Americans have been hearing a lot from politicians about income inequality, but it’s important to separate popular beliefs from proven realities. Popular beliefs include the following: (1) Middle-class incomes ?and living standards have largely stagnated since the late 1970s. (2) Social mobility has declined, and rising inequality is partly responsible. (3) Inequality is much worse in the United States than in Western Europe, and raising the top U.S. income-tax rates would change that.
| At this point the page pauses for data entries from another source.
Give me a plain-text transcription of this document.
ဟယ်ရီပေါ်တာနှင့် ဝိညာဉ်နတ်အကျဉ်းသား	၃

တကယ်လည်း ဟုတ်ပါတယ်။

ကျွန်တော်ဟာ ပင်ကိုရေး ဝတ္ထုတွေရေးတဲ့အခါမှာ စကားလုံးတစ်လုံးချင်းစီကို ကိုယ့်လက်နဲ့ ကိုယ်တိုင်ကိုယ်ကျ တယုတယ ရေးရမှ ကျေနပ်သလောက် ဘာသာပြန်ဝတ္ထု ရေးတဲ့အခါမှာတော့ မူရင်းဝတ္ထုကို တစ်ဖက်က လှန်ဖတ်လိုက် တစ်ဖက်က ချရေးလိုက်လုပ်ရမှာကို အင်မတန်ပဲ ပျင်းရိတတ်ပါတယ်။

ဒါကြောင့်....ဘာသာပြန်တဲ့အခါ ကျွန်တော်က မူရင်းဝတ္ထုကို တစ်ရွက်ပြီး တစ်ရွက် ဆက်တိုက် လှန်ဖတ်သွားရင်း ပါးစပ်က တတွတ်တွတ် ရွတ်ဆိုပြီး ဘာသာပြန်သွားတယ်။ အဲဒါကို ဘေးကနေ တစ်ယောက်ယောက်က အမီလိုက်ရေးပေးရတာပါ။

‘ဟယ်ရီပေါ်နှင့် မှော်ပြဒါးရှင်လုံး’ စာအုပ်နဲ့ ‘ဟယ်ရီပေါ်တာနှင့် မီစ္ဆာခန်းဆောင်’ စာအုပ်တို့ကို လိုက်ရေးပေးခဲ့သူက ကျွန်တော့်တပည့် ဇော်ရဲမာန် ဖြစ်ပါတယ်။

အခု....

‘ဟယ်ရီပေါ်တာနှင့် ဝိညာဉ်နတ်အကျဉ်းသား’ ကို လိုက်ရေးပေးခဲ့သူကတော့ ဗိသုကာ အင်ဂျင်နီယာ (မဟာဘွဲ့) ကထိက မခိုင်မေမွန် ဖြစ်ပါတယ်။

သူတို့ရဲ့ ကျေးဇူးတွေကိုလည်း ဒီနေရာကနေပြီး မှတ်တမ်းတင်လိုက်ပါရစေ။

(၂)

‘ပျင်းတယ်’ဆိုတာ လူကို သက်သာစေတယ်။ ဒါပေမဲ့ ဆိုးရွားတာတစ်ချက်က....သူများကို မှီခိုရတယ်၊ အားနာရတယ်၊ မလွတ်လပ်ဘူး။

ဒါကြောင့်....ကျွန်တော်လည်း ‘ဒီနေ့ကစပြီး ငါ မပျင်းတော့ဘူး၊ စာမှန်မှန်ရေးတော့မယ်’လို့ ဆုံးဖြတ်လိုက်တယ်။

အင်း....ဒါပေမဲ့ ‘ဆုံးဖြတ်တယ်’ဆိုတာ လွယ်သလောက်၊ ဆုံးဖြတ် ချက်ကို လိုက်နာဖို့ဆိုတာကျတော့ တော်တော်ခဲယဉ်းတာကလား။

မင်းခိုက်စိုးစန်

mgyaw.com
Each of these beliefs deserves closer scrutiny. While there is certainly evidence of long-term wage stagnation, especially among less-skilled workers, broader measures of middle-class incomes and living standards reveal significant gains. Inequality has increased, but an exhaustive 2014 study concluded that intergenerational income mobility has been “extremely stable” for decades. Other research has likewise failed to show a serious connection between inequality and mobility, perhaps because the recent growth of American inequality has been driven by the top 1 percent of earners. If we look at inequality among the bottom 99 percent of households, U.S. and Western European levels are in the same ballpark — and America already has a more progressive tax system than the major European welfare states.

Bottom line: Income inequality per se is neither “bad” nor “good.” Opportunity and mobility are far more important. The goal of U.S. policy should therefore be, not to soak the rich, but to promote the economic and cultural underpinnings of broad-based prosperity.